Il secondo movente è costituito dal motivo precauzionale, per cui i soggetti detengono moneta per far fronte a pagamenti imprevisti o ad altre esigenze che si possono presentare nella vita, come ad esempio una malattia o l'iscrizione di un figlio all'università o altre eventualità. È ragionevole supporre che anche la quantità di moneta detenuta a tale scopo dipenda direttamente dall'ammontare del reddito.

Il terzo movente è costituito dalla speculazione e costituisce l'aspetto innovativo introdotto da Keynes nella teoria della domanda di moneta. La moneta tenuta a tale scopo costituisce una riserva di valore come quella tenuta per motivo precauzionale. Ma è una riserva destinata a servire ad uno scopo diverso: si tratta infatti di moneta liquida che il detentore intende usare per realizzare guadagni di carattere speculativo. Il meccanismo della speculazione consiste in generale nell'acquistare qualcosa ad un dato prezzo per rivenderla ad un prezzo maggiore. Poiché nella concezione keynesiana la moneta non frutta alcun interesse (il che corrisponde alla realtà anglo-americana degli anni Trenta, mentre attualmente, come è noto, nel nostro paese i depositi bancari liberi sono normalmente fruttiferi), la speculazione sarà effettuata sui titoli che verranno acquistati quando il loro prezzo è basso e rivenduti quando il prezzo è più alto. Il prezzo o quotazione dei titoli è tuttavia collegato al loro rendimento e cioè al tasso di interesse che assicurano. Pertanto, la quantità di moneta tenuta per il movente speculativo dipende dal saggio di interesse. Secondo l'impostazione keynesiana la curva di domanda della moneta è simile ad una qualsiasi altra curva di domanda e il prezzo della domanda è rappresentato dal saggio di interesse. Si deve osservare, in conclusione, che mentre la teoria quantitativa nella formulazione di FISHER e degli economisti sti di Cambridge ha considerato la moneta esclusivamente nella sua funzione di mezzo di scambio, Keynes ha richiamato l'attenzione sulla funzione della moneta come riserva di valore o, più in generale, come forma di detenzione della ricchezza alternativa ad altri possibili impieghi. Infatti nell'economia moderna le scelte che i soggetti possono effettuare sono diventate molto varie: moneta nella forma di contante, depositi liberi a vista, depositi vincolati, buoni del Tesoro e certificati di credito, obbligazioni, azioni, scorte di beni reali, ecc.

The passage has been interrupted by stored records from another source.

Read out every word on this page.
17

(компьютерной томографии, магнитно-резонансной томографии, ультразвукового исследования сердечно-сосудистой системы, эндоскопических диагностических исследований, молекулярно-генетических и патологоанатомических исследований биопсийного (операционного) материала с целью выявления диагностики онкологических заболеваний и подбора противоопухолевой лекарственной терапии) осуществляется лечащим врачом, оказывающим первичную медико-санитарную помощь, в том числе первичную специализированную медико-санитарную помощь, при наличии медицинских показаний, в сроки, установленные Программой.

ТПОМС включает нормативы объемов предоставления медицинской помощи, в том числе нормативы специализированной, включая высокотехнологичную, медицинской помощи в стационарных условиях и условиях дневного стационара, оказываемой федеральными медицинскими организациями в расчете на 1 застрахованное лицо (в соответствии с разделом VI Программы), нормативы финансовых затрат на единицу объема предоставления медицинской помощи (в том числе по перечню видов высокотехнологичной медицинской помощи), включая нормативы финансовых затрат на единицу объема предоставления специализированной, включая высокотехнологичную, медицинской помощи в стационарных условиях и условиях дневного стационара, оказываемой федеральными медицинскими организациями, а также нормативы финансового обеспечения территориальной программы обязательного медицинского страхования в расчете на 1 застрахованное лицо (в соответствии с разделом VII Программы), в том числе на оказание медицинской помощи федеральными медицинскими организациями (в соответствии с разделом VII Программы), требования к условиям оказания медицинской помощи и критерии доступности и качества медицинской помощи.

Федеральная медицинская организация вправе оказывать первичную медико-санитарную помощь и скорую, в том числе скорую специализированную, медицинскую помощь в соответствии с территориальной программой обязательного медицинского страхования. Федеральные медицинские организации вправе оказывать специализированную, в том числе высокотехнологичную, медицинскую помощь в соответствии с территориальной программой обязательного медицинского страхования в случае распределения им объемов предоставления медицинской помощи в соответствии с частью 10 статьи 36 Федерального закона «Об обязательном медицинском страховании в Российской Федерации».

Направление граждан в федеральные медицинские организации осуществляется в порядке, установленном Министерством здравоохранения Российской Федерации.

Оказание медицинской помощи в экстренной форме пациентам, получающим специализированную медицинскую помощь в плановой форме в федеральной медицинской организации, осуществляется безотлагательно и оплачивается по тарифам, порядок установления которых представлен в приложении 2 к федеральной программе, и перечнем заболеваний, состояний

La teoria delle scelte di portafoglio

Una generalizzazione recente della teoria keynesiana della domanda di moneta è rappresentata dalla teoria delle scelte di portafoglio. Secondo questa impostazione, il soggetto può scegliere oltre che fra il detenere il proprio reddito in forma di moneta oppure investirlo in obbligazioni, anche se investirlo in altri titoli fruttiferi di diversa natura come le azioni, i fondi comuni di investimento o anche nell'acquisto di immobili. Se si considerano tutte queste forme alternative di impiego della ricchezza, la domanda di moneta dipende non solo dal tasso di interesse delle obbligazioni, ma anche dai saggi di rendimento delle diverse forme di investimento.

Il soggetto cercherà in sostanza di impiegare la quantità di moneta detenuta nell'acquisto di titoli e di beni reali, effettuando pertanto delle scelte in ordine al proprio portafoglio liquido. (A. TOBIN, premio Nobel 1981, si devono le indagini più importanti in materia e la prima formulazione di questa teoria negli anni Sessanta).